ENHANCING THE EFFICACY OF RECOMBINANT ANTIBODIES BY MANIPULATING THE GLYCOSYLATION PATHWAY IN CHO CELLS

Abstract

Antibody glycosylation affects Fc-mediated effector functions such as antibody dependent cellular cytotoxicity (ADCC). It is known that lack of core α1,6-fucose on IgG1 Fc N-glycan enhances ADCC efficacy by up to 100-fold. But knowledge of antibody efficacy beyond the lack of fucose remains limited. Recombinant therapeutic IgGs produced from Chinese Hamster Ovary (CHO) cells are fucosylated and highly heterogeneous with variable galactosylation. This affects batch-to-batch consistency and drug efficacy. Using genome-editing technologies and FACS approach, I have successfully engineered a CHO mutant cell line deficient in GDP-fucose transporter, CHO-gmt3 and confirmed that antibodies produced by CHO-gmt3 are completely fucose-free. Importantly, removal of GDP-fucose transporter function in CHO cells does not affect cell growth and antibody productivity. Through lectin selection and genome editing technologies, a panel of different CHO glycosylation mutant cell lines was generated to produce antibodies with more homogeneous and defined glycoforms.
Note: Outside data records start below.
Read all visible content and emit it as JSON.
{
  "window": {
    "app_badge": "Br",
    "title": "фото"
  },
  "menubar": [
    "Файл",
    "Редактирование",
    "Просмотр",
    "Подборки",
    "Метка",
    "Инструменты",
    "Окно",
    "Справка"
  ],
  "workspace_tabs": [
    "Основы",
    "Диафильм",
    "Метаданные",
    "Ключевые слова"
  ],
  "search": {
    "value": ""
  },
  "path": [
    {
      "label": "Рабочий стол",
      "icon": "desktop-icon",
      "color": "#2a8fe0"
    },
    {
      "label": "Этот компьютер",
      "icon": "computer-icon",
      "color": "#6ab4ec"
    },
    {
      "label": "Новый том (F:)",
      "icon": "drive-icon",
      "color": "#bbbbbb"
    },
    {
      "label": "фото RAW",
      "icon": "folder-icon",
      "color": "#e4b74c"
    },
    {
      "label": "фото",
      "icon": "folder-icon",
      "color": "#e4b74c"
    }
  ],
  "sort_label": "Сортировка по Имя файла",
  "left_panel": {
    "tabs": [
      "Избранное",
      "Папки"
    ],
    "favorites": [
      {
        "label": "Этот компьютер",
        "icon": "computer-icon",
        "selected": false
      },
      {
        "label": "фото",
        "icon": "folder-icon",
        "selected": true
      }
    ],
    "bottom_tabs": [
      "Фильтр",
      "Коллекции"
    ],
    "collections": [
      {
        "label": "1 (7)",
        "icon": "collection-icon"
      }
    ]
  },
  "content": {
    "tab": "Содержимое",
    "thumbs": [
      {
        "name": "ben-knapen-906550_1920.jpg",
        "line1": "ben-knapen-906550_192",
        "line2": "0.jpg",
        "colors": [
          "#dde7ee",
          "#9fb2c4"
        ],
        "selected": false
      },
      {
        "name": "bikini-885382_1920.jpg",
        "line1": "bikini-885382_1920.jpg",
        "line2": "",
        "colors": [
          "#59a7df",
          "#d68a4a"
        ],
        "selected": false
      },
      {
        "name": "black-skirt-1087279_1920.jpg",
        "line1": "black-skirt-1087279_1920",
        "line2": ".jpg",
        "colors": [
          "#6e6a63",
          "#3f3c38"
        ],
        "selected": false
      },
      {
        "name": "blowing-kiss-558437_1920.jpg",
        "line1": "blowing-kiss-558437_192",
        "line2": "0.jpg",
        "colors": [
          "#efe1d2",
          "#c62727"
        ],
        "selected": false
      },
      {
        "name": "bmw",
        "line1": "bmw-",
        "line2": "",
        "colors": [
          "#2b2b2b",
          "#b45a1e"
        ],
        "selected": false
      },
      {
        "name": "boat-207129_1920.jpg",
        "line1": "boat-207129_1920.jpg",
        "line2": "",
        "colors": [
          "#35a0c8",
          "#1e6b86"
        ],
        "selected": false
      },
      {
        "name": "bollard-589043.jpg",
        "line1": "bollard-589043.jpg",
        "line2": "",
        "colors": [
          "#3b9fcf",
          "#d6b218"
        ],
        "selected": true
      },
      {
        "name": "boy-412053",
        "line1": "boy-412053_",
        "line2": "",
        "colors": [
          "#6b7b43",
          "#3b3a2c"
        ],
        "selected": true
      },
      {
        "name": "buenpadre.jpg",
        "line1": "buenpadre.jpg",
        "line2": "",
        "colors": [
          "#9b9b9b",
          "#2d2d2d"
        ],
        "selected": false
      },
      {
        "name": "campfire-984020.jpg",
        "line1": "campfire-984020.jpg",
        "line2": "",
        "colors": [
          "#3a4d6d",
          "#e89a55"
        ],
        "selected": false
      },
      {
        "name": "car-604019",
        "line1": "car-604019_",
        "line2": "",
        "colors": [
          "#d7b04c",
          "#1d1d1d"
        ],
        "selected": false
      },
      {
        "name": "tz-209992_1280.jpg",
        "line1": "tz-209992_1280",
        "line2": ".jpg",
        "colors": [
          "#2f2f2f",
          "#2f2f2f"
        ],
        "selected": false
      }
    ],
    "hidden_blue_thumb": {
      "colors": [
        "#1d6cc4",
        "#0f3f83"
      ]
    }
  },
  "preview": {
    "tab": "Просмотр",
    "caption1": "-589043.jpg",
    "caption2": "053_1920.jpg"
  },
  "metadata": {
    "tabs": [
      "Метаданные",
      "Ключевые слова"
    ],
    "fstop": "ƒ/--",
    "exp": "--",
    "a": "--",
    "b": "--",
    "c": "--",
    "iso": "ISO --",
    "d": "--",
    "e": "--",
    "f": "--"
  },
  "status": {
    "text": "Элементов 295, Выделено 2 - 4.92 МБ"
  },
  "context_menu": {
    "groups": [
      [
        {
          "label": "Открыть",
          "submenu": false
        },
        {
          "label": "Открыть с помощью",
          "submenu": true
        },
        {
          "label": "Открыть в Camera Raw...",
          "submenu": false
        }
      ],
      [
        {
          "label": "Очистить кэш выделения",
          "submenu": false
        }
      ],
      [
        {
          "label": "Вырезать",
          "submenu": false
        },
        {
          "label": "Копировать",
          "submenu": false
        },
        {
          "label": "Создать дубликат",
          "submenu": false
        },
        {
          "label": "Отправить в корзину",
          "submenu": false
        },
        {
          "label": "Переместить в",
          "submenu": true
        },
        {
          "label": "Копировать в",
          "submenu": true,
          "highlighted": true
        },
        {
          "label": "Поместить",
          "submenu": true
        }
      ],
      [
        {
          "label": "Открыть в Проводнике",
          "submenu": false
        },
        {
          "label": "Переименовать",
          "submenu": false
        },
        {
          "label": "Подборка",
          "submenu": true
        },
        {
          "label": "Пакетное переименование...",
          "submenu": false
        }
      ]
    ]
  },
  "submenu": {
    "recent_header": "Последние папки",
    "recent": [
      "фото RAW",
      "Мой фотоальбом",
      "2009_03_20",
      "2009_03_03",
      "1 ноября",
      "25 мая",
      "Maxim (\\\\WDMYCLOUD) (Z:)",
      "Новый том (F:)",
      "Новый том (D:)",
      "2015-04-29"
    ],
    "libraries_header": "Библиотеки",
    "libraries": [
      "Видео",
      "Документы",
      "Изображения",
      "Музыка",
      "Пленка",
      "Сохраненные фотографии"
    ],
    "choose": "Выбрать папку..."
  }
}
The glutamine synthetase (GS) gene was further inactivated by TALENs in these mutants to generate GS system for antibody expression. Detailed glycan characterization of rituximab produced by the various CHO mutants provides an in-depth verification on the antibody glycan structures present. In vitro ADCC activities of CHO mutant-produced rituximab against human B lymphoma cell line, WIL2-S were then assessed. Data from this comprehensive study has provided further insight into the glycan structure and sugar requirement for ADCC effector function. Rituximab produced by two CHO mutant cell lines, CHO-gmt3 and CHO-gmt9 showed highest enhanced in vitro ADCC activity.